The proportion of subjects of the whole population that declined to participate at the beginning was 43.7%. Once enrolled in the study the rate of drop-outs was very low. The low rate of drop-out hindered the evaluation of the characteristics of those families ceasing their collaboration. Furthermore it prevented the application of more complex and global statistical models for obtaining a person-profile of people tending to drop out of these types of research projects (for example, a cluster analysis). On the other hand, because the small number of dropouts, the absence of relationships with the predictive features included in the study must not be strictly interpreted as real lack of association. However, it should be argued that the observed disadvantage (low rate of drop outs) is a notable advantage for the initial project since it contributes to incrementing the validity of the epidemiological results.

Conclusion

This project has practical implications for reducing the non-participation and drop out of the epidemiological studies into mental health in children and adolescents. The results indicate that the variables increasing lack of collaboration from families with high psychosocial risk are attributable to: (1) social disadvantages (low SES, minority cultures, unemployment, etc.), (2) the health of the child (more physical and psychological problems and the use of mental-health services), and (3) the characteristics of the assessment (lengthy interviews and the absence of final reports for families). Therefore, before beginning a study, special attention should be paid to the effects of these variables. There are three groups that require particular consideration so as to obtain and to maintain their participation in longitudinal studies related to the mental health of children and young people: (1) adolescents, (2) families with lower socioeconomic levels, more economic problems, or pertaining to minority groups, and (3) those with more psychopathologies. Some useful strategies could be: to use peers to involve adolescents and to obtain their participation (for example, colleagues or friends who have previously collaborated), to attend associations or social services that could easily reach people with economic problems and present the study to them in a more direct way. In effect, such measure would recruit children’s psychologists/therapists in the motivation of the families to participate in the assessments (as long as this is necessary). Likewise, it is important to give adequate information about the duration of the assessment and to insist on the possibility that certain interviews might need to be longer, depending on the characteristics of each family. In the end, making use of this information will facilitate the inclusion of the correspondent adjustments during the planning of future research, will reduce the non-response bias and will provide more reliable and precise epidemiological estimations.

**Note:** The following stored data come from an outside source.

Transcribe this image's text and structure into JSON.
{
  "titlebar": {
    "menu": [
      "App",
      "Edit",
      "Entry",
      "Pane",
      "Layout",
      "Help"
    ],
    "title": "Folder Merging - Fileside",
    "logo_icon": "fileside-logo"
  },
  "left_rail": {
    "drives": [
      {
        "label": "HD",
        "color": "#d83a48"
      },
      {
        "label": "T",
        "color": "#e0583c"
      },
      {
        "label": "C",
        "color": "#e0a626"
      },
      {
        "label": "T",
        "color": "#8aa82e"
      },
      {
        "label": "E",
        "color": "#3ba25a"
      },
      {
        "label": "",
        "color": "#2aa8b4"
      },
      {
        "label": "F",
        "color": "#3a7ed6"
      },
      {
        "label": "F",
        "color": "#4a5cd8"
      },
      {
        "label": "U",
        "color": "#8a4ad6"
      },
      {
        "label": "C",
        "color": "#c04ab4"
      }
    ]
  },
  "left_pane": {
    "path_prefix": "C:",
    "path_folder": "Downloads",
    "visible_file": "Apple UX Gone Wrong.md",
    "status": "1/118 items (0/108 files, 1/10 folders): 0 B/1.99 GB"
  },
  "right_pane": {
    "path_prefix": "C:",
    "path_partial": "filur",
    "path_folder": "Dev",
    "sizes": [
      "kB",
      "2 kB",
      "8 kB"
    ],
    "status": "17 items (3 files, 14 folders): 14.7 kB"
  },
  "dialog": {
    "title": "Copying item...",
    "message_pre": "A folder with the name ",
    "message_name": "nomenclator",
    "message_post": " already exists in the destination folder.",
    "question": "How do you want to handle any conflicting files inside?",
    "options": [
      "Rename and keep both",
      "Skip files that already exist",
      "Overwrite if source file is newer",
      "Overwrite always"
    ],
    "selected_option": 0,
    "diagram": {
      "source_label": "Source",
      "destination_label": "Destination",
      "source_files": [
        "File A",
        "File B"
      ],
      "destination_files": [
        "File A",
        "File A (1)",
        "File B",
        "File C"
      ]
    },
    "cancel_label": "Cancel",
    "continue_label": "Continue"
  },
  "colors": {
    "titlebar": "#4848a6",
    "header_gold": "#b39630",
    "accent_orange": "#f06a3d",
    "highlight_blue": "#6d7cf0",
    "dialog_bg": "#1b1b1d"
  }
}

Still, lower socio-economic families might require the design of shorter instruments. The field of assessment in epidemiology has made attempts in this direction in relation with screening and it is recognized that such instruments must be short and simple to reduce subject burden and to maximize further participation in later stages. The Short Mood and Feelings Questionnaire [37] or the Strengths and Difficulties Questionnaire [38] are examples. Further efforts must be done for designing epidemiological assessment instruments appropriate for the populations with specific needs.